Programming is Done in the GUI...

A real conversation with two fellow students in Com-Net who are working on a front-end to IP-Tables.

Shlomi: Why are you using Kylix?
Other: Why not?
Shlomi: It is not standard.
Other: But it's the best there is out there.
Shlomi: There's glade and kdevelop and Anjuta...
Other: They don't come close to Kylix' level.
Shlomi: You'll have a much easier time using Perl/Tk or Perl/Gtk or Tkinter or Tcl/Tk, or PyGtk or whatever.
Other: Yes, but instead of writing a lot of code we just drag a button to here... Much Simpler.

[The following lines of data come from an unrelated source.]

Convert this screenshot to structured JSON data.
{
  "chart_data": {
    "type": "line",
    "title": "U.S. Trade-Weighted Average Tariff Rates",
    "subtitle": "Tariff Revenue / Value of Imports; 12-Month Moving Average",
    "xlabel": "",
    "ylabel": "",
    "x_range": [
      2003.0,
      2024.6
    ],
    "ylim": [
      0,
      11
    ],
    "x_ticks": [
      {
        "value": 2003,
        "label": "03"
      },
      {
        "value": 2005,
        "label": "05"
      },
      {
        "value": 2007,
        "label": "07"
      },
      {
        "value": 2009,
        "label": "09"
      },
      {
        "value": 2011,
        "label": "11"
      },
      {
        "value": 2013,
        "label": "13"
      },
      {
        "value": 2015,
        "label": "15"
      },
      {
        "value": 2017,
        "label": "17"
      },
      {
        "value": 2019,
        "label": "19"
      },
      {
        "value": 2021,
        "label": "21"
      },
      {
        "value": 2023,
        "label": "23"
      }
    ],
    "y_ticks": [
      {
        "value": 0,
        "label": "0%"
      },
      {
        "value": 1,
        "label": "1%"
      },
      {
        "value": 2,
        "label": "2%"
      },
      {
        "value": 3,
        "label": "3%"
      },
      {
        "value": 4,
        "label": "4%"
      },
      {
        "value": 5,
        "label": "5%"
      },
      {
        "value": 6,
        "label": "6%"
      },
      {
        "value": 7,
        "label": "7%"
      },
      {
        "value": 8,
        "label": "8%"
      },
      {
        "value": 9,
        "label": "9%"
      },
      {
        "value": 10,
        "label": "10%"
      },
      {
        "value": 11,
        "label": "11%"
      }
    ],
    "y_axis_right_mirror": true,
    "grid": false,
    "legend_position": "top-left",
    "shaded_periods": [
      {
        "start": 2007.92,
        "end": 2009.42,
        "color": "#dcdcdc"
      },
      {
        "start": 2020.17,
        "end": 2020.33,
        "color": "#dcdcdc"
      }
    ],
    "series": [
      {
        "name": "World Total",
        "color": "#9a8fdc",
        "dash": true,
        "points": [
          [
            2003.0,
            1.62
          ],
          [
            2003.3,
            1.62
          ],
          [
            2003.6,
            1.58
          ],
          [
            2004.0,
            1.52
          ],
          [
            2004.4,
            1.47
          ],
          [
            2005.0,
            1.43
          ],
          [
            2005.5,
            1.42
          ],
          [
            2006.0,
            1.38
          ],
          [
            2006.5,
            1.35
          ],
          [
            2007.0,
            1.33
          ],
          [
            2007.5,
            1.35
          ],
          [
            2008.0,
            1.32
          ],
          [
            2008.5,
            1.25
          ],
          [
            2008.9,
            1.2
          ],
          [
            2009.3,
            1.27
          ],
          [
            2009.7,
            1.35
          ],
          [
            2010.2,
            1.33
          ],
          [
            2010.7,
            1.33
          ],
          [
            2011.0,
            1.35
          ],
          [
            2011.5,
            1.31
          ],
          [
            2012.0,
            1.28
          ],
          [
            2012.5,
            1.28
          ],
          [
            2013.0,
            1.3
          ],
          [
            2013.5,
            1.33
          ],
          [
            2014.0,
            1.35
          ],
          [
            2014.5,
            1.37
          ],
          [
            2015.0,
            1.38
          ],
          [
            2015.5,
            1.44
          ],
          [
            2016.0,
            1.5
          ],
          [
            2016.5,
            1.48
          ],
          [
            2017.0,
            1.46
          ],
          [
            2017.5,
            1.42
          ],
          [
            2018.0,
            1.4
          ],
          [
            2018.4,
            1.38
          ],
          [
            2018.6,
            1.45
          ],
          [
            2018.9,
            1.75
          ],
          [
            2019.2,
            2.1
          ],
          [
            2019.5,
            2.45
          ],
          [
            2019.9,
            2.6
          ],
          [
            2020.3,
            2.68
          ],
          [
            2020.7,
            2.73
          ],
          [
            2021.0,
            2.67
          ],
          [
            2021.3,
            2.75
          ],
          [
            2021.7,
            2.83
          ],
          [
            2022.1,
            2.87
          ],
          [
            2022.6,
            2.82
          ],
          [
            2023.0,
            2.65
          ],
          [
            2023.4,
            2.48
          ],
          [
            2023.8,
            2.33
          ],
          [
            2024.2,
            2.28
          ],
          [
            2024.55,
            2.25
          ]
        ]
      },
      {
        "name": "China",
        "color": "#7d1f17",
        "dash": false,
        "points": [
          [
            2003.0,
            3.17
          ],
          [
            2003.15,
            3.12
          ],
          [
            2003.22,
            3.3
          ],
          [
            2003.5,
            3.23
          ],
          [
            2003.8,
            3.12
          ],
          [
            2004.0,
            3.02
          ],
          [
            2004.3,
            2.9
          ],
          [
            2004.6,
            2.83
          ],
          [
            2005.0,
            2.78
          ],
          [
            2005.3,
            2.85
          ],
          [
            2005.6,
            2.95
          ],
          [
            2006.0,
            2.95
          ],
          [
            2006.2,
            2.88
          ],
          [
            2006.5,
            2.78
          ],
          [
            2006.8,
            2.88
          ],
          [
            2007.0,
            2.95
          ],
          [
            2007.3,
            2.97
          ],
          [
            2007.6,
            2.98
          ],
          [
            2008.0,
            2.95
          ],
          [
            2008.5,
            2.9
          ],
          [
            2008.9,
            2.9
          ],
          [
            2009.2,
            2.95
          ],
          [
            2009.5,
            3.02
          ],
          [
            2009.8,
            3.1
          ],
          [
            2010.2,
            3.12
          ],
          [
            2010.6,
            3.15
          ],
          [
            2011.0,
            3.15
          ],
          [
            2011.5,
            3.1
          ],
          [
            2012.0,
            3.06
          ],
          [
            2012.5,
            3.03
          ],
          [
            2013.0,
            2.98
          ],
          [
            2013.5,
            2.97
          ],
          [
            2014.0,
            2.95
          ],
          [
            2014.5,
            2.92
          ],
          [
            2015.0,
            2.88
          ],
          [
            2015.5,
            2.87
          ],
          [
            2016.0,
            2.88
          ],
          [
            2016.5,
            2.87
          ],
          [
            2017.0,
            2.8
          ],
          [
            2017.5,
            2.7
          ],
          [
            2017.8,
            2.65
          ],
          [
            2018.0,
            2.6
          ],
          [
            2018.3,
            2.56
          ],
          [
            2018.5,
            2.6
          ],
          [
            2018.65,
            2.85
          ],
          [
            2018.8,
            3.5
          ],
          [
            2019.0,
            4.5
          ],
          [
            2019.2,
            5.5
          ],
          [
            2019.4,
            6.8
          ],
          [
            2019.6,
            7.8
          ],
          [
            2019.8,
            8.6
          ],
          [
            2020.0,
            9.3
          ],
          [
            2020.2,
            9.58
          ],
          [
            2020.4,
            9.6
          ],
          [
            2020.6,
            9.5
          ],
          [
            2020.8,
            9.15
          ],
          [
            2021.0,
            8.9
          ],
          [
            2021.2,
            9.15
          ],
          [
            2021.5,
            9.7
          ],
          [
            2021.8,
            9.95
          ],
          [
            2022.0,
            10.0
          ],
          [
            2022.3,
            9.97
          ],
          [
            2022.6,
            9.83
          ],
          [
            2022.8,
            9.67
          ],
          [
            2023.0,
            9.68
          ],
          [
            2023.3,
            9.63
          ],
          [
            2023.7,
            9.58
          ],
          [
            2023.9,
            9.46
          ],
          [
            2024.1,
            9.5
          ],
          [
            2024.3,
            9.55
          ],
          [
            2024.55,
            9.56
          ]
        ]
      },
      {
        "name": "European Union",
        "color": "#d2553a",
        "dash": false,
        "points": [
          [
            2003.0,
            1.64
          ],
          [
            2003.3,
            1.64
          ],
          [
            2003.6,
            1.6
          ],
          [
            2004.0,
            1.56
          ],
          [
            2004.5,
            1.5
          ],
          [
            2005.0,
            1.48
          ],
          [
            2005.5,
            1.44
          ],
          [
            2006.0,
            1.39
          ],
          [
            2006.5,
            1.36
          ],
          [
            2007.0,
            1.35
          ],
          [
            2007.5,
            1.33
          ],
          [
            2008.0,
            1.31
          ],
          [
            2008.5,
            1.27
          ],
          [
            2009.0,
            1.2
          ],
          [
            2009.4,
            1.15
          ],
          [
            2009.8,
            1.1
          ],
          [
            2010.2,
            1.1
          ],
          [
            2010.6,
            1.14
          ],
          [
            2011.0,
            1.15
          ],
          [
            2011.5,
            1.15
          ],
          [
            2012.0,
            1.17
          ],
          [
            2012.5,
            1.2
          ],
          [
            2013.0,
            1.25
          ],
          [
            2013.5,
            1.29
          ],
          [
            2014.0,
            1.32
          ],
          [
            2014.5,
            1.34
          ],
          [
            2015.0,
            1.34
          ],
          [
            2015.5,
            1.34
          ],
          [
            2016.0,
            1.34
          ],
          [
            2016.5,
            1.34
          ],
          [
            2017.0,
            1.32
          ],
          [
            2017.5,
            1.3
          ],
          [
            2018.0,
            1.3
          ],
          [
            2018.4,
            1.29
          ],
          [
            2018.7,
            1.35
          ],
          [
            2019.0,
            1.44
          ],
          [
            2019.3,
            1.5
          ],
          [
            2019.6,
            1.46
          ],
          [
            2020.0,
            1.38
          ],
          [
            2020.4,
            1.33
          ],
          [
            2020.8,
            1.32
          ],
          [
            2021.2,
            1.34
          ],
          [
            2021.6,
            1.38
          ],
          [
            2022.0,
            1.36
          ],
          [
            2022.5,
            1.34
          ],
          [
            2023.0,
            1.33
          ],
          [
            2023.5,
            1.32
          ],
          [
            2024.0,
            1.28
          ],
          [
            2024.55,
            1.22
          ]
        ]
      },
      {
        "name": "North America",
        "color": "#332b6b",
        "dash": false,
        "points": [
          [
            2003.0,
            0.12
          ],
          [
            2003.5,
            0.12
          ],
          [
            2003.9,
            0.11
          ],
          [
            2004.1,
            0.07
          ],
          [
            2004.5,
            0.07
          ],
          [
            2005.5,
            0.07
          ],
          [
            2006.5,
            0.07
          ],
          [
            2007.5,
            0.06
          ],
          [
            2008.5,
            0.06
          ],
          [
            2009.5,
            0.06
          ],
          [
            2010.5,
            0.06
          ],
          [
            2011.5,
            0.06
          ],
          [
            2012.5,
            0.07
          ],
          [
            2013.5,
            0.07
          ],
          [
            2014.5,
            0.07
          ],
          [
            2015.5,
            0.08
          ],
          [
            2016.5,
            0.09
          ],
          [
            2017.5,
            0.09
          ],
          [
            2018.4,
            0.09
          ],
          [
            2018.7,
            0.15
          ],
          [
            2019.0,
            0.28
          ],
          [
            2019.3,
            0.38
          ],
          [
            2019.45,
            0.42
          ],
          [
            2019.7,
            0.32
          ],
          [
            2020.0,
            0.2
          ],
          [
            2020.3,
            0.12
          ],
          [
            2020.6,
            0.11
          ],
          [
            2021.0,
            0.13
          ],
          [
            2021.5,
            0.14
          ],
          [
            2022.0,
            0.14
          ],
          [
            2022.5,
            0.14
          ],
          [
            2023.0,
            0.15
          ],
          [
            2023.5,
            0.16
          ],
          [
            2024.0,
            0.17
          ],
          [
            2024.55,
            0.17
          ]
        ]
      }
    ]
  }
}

That reminded me of what Gil'ad Ben-Yossef said about programmers who know that programming happens in their head and not in the IDE, and why they are still needed.

The Ultimate SCM

First, right a SPEC, so here goes:

* Support Patchsets
* Support Cancelling Patchsets
* Support Distributed Respositories
* Support Branching and Tags as well as CVS
* Support distributing patchsets across branches.
* Has nice GUIs and nice gdb/bash-like CLIs for doing anything
* Nice integration with bash/zsh/emacs/MS DevStudio/KDevelop/
  Borland's Stuff/etc.
* Fully Free Software. Preferably LGPL or lighter.
* Easy to use - can be learnt in a day.
* Work on several patchsets simultaneously
* Repository can be reset to any state at any time
* Has its own internal permissions system which would be very flexible.
* Copy and rename of entire directories or files.
* Merge two or more files together.
* Split a patchset into several patchsets.
* Openlogging. However, such with the ability to cache intermediate logs
and then compress them and send them in one bulk.
* Atomic repository-wide commits.
* clone/push/pull including ones using UI.
* a default "parent" repository so no need to remember which one to
do a push or pull to.
* Ability to work on a copy of the files, instead of a copy of a repository.
* Work flawlessly on Windows - a native Win32 port. (VMS and MVS - also a
good idea, but of lesser priority)
* Fast to work with. (no waiting for ages over an ADSL line for the
 "changeset" to get to BerliOS)
* Files spread across the filesystem, so a corrupted file will not ruin
everything. (unless of course, the format has error correction and is stable)
* Grabbing a certain portion of a file into another one, and magically
maintaining them both together. ( a bad idea programmatically but could prove
of use).
* Magic sub-branches: A diff that would be applied against a certain file upon
downloading. (change "#!/usr/bin/perl -w" to "#!/usr/bin/perl").
* Import/Export from all others

Let me know if I missed anything.

Rindolf

Worked a bit on its perl.com feature. Progressing slowly but steadily.